Serah bustled around the shop as I told her the story, putting away tools, stacking the broken parts of the automat in neat piles, cleaning her hands with some strong-smelling abrasive soap. When I finished, she turned to me. “Why do you work for this woman again?” she asked, then banged on a wooden box under one of her many tool racks. The front popped open and out rolled a boxy, dog-sized automat with a vicious arsenal of brushes and sprays adorning its front. At a few prods from Serah, it began to roll methodically up and down the shop, brushing and cleaning the floor of dirt and muck.

“I don’t have much choice,” I reminded Serah as I watched Fido work.

“Hmm,” she said thoughtfully, stepping past me to pull her white trench coat from its hook. She donned it and handed me my own coat. “We’ll have to talk about that some day.”

She pushed me out into the late afternoon sunlight and locked the rusted doors behind her.

“Where are we going, by the way?” I asked, as it finally registered that we were no longer inside. There were still several hours of daylight, and it was well before Serah usually closed shop.

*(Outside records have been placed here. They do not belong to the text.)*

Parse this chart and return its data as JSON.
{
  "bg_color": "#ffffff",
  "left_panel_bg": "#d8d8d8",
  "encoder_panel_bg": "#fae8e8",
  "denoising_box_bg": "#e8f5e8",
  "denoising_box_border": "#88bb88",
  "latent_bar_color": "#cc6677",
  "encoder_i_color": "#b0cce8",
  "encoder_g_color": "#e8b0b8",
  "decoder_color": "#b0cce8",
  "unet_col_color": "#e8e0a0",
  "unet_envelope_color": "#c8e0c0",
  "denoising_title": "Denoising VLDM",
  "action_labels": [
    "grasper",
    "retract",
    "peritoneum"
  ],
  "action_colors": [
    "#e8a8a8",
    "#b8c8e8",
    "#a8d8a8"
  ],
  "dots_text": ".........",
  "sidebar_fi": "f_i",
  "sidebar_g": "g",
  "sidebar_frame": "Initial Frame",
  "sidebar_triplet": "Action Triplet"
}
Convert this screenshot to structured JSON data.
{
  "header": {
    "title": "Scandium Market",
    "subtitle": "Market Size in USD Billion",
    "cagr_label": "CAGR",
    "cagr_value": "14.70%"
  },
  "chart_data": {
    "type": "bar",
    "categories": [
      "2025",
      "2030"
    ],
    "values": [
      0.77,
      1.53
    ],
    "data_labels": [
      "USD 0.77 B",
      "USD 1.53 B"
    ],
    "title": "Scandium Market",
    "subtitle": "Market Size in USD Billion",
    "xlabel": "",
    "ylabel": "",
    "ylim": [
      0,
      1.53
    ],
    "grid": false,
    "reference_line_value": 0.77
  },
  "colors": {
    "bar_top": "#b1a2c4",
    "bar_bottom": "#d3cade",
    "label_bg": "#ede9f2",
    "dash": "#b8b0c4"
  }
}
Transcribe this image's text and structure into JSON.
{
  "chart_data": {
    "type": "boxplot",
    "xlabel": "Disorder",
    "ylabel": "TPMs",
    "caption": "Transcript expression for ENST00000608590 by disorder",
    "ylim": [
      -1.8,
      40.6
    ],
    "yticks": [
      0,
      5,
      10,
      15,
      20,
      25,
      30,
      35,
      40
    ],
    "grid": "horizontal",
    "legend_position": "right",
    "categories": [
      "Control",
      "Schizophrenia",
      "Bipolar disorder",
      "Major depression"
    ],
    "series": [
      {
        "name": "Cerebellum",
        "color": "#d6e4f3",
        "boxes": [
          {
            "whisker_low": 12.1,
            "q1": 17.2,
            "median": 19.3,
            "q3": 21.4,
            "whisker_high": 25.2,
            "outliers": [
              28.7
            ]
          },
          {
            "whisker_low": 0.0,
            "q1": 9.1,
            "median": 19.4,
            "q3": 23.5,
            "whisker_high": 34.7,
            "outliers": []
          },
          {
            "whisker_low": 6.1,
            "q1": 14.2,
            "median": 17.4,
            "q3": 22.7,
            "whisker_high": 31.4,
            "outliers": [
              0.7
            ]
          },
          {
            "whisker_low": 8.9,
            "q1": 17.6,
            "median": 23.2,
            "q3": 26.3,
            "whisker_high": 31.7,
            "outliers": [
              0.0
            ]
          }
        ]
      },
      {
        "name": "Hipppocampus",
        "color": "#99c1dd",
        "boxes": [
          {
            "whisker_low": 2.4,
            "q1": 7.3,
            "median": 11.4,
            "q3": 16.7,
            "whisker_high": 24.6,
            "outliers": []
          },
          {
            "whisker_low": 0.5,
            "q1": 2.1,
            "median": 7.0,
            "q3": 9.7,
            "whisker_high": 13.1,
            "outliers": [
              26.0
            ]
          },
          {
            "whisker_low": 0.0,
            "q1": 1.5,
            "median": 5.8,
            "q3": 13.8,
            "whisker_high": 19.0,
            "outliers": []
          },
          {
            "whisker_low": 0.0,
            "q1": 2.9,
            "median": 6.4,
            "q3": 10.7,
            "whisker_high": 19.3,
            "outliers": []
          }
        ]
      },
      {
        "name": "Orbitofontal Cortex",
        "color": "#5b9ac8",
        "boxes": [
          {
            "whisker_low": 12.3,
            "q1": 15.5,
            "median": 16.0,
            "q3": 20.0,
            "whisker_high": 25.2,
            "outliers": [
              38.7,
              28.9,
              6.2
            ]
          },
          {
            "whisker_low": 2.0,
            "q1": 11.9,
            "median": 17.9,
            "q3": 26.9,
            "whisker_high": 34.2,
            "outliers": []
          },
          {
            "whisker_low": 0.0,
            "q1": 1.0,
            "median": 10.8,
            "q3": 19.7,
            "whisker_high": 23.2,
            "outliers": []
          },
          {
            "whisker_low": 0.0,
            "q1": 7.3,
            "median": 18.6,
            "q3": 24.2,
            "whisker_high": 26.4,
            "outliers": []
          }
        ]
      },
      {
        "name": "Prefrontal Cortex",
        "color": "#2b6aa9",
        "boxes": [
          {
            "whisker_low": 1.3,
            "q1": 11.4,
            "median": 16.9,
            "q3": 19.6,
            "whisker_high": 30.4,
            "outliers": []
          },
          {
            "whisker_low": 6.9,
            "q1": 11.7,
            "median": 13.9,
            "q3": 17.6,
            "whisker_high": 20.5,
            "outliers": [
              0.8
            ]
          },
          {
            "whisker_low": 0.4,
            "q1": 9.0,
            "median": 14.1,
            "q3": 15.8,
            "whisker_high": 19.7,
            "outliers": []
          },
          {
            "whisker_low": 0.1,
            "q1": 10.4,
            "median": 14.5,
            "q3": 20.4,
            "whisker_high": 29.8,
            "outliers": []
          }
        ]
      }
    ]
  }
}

“You are going elsewhere. I am going to find a gown for Saturday’s ball. I suggest you buy a tuxedo, because I am certain I haven’t seen one in your wardrobe.”

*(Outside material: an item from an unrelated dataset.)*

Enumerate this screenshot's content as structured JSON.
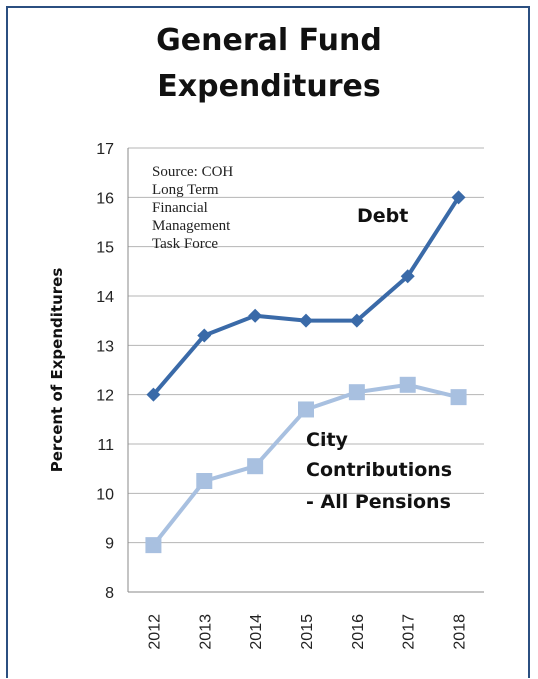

I frowned. “You don’t want me to help look for a dress?” I had been somewhat looking forward to watching her try on a number of ball gowns. I don’t dislike the way she dresses normally–usually in work shirts and some sort of denim pants or overalls–but it’s rare that I have the chance to see her in something even slightly womanly.

Serah laughed. “Congratulations, Victor, for being the only man in the city to say those words. But no, I don’t want you seeing me in the dress before Saturday.”

“Why not?” I raised an eyebrow. “It’s not like we’re getting married.”

Serah turned a particularly skeptical and dangerous eye on me, and I coughed and quickly amended “–on Saturday. We’re certainly not getting married on Saturday.”

She laughed again. She seemed in a remarkably good mood for having been cursing the automat not long before, and now having less than three days to have a gown tailored for the ball. But she didn’t relent, and I found myself wandering the streets alone once more, wondering just where I could acquire a tuxedo.